When I saw the title of John Scalzi’s new book, Fuzzy Nation, it triggered warm memories of reading H. Beam Piper’s original book, Little Fuzzy. Published in 1962, just two years before his suicide, Little Fuzzy was the first of three books penned by Piper regarding a band of cute, furry creatures on the planet Zarathustra, the subsequent effort to establish the sapience of the species (an act opposed by an intergalactic mining company with resources to exploit), and the fallout of that effort.

Initially, I assumed Scalzi’s book was a long-time-coming sequel to Piper’s original Fuzzy books. There had already been two: Fuzzy Bones (1981) by William Tuning and Golden Dream: A Fuzzy Odyssey (1982) by Ardath Mayhar. As it turns out, such a sequel has been published this year—it just wasn’t Scalzi’s book. Fuzzy Ergo Sum by Wolfgang Diehr was published this March and hailed as “the first new Fuzzy novel in almost 30 years.”

No, it turns out that Fuzzy Nation is not a sequel. It’s not a shared-world anthology, nor is it even a rogue piece of self-published fan fiction. Instead, Fuzzy Nation is a fully authorized reboot of the series.

The idea of the reboot—telling a story afresh, discarding the previously established continuity and canon—is well-established in film, television and comic books. (Not surprisingly, many examples of film reboots have comic books as their original source.) But though there are numerous reboots of film and TV franchises necessitated by aging actors, dated source material or special effects (Star Trek, James Bond, Battlestar Galactica ), or by less-than-stellar predecessors (The Hulk, Judge Dredd), the reboot is not a term associated with non-serial fiction.

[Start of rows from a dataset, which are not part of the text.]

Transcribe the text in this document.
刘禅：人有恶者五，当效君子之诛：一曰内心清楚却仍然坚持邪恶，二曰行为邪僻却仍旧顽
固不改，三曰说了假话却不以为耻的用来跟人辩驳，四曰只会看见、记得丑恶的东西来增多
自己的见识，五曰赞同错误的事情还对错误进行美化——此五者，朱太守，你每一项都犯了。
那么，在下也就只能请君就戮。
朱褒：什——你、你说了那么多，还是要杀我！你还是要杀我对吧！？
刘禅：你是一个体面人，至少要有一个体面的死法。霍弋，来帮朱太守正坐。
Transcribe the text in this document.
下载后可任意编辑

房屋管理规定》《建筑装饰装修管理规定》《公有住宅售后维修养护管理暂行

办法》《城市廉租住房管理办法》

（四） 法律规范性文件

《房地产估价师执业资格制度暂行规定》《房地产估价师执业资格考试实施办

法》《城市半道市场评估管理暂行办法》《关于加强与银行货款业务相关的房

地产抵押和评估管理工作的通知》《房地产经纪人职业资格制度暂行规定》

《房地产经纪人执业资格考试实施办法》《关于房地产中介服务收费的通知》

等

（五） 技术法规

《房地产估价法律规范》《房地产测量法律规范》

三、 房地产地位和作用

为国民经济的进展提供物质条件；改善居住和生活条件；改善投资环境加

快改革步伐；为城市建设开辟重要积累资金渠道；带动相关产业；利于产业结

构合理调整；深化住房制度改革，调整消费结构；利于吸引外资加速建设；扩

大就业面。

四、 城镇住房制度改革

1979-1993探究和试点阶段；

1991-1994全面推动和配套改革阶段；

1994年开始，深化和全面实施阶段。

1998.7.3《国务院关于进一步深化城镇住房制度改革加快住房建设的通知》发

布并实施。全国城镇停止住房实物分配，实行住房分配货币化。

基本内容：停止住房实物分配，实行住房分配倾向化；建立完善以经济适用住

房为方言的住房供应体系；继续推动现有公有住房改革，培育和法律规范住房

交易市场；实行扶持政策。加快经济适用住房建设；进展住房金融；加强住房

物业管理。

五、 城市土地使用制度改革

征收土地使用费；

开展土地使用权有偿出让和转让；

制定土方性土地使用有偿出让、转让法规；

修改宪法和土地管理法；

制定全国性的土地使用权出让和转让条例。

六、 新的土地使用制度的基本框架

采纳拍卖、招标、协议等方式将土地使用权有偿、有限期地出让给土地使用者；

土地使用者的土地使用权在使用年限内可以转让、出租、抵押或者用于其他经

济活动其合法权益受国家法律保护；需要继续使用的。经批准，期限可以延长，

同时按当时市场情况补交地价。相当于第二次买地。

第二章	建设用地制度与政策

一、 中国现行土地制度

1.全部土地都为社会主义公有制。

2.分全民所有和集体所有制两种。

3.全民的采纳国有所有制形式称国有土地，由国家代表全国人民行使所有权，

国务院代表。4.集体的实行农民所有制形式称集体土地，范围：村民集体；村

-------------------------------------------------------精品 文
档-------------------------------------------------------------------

It’s easy to imagine a “reboot wave” sweeping through literary genres as publishers and literary estates, especially those who treat their properties exclusively as assets to exploit rather than treasures to preserve, see a chance to reinvigorate income streams by pairing a hot author with an aging text.

Therefore, it was with apprehension and even a smidge of antagonism that I started Fuzzy Nation. After all, this book could be a harbinger for the impending despoilment of many a childhood (and adulthood) classic! Alas, my fears quickly gave way before a simpler realization: Fuzzy Nation is a very good read. From the opening pages where prospector Jack Holloway (or his dog, Carl, depending on who you ask) blows up a cliff and discovers a fortune, to his meeting with Papa Fuzzy and the other members of the fuzzy family, to the riveting courtroom battle that will determine their fates—Scalzi delivers a story that unfailingly entertains.

The plot skips along deftly, bringing the reader along every step of the way, and it easily qualified as a “blew-past-my-bedtime” read. (Apparently, that’s not unusual for a Scalzi book—I plan on knocking out his Old Man’s War as soon as I get my hands on a copy.)

In the end, Fuzzy Nation is what every good reboot should be—a sensitive re-imagining by a talented author inspired by the original material. And though there is still ample cause for apprehension about the potential impact of a reboot trend on genre fiction, even should the worse come to pass, John Scalzi’s novel will stand as an exception rather than the rule.